As Johanna Seebeck had done, the new owners leased the house. In 1908 it was home to Joseph Rosenberg, who was appointed a Commissioner of Deeds that year.
But before 1915 the family of John Herbst was living here and would remain for decades. Herbst was well-known as a maker of granite and marble monuments. He had started out as a partner with Otto Schaefer in Herbst & Schaefer "a monumental firm at 41 East Forty-fifth street," as described in Stone magazine in July 1901. But theirs became a rocky alliance, ending that summer with Otto Schaefer filing suit "against John Herbst for a dissolution of the firm."
Herbst forged ahead, forming Herbst's Marble & Granite Works. While his stone yard was located at No. 440 East 92nd Street, he kept an office in the 85th Street house. And used the front yard as a showroom.
|Gravestones fill the front yard around 1916. from the collection of the New York Public Library|
Like the Clears, the Herbsts rented a room in the house for several years. Margaret Glynn lived here at least from 1919 through 1921, receiving a widow's pension from the New York Police Department of $300 per year.
|By the time this photograph was taken in 1932 the firm name had been changed. from the collection of the New York Public Library|
The Herbst family remained in the house until 1966. That year the newly-formed Landmarks Preservation Commission placed the house on its list of structures to be considered for landmark designation.
In the meantime, the new owners went ahead with minor interior renovations, installing an apartment on the third floor. With no landmark designation, the historic house got a stroke of good fortune when it was later purchased by Catherine and Alfredo De Vido.

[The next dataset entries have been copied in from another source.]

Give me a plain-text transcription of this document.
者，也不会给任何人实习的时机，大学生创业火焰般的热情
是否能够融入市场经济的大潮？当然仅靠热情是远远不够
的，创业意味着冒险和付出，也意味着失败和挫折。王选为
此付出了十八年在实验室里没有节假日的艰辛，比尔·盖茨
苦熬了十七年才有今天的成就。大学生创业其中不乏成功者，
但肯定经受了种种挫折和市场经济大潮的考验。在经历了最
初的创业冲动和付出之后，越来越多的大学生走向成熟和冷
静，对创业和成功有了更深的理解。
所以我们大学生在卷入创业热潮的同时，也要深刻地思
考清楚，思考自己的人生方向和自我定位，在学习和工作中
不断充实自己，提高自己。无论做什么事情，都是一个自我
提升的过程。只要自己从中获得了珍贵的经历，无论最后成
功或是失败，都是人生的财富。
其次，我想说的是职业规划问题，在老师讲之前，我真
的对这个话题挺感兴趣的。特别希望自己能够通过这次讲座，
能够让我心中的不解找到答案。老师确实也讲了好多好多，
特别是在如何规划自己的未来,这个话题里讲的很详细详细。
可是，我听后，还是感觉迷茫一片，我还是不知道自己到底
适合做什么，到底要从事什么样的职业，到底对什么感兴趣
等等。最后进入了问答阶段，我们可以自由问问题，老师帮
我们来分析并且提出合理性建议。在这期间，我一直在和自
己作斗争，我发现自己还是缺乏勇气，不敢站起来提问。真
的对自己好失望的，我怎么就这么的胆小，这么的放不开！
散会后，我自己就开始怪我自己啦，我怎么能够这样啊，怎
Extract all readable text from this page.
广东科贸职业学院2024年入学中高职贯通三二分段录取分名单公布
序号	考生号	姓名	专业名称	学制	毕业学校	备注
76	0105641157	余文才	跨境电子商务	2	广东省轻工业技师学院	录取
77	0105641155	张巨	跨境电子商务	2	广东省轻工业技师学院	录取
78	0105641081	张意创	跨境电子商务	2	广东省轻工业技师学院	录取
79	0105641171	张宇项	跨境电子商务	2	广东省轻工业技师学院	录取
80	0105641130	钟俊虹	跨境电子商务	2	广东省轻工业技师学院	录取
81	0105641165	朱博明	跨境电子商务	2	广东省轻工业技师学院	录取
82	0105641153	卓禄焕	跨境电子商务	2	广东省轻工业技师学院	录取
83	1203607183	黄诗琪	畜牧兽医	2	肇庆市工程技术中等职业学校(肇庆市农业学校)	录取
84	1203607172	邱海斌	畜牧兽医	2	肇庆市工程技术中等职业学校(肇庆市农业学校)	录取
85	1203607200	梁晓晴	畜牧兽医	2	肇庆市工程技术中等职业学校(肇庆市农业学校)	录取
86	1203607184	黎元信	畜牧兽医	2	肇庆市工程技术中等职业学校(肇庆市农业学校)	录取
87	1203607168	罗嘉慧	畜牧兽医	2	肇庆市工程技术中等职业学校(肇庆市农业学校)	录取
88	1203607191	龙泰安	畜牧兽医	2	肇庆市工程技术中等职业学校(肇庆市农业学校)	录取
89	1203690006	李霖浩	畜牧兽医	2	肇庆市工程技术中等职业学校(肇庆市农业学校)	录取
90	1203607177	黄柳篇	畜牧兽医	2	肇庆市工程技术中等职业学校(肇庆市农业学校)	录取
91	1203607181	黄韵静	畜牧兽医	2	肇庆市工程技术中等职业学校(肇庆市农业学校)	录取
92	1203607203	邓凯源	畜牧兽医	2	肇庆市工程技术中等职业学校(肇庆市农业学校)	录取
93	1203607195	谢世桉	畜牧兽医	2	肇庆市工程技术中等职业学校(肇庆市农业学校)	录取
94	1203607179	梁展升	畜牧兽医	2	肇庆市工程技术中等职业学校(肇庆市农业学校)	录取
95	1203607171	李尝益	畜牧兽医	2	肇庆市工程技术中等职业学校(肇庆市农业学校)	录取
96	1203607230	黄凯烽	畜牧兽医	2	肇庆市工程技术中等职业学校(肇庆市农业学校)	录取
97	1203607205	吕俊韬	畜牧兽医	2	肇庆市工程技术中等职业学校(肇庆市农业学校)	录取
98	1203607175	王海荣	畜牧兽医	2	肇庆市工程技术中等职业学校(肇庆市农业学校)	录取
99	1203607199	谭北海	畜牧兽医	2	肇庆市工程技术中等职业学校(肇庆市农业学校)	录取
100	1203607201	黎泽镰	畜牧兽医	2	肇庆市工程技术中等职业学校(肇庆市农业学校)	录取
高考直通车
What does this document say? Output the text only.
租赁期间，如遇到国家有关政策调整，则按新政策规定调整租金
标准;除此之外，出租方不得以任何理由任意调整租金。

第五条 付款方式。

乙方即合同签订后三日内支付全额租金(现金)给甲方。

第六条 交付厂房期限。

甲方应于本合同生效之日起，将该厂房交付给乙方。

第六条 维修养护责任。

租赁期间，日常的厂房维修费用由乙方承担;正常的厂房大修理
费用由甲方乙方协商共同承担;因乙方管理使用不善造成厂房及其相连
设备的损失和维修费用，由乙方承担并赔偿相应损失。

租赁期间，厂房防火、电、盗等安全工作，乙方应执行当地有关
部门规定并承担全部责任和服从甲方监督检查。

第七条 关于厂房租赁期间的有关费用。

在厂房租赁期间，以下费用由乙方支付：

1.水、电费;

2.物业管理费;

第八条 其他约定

The couple restored the house based on early documentation; a project that was aided by the fact that De Vido was an architect. The porch was rebuilt and the clapboards replaced. While De Vido relied on help from the LPC for early documentation, he was not altogether disappointed that the house was not landmarked. The New York Times columnist Matt A. V. Chaban noted on December 8, 2014, "there were some benefits to not having official oversight, such as when he installed simple two-pane windows that were lacking the original arches, as well as wider clapboards."
In December 2016, exactly half a century after No. 412 East 85th Street first appeared on the LPC's consideration list, it was declared a landmark, insuring its continued preservation.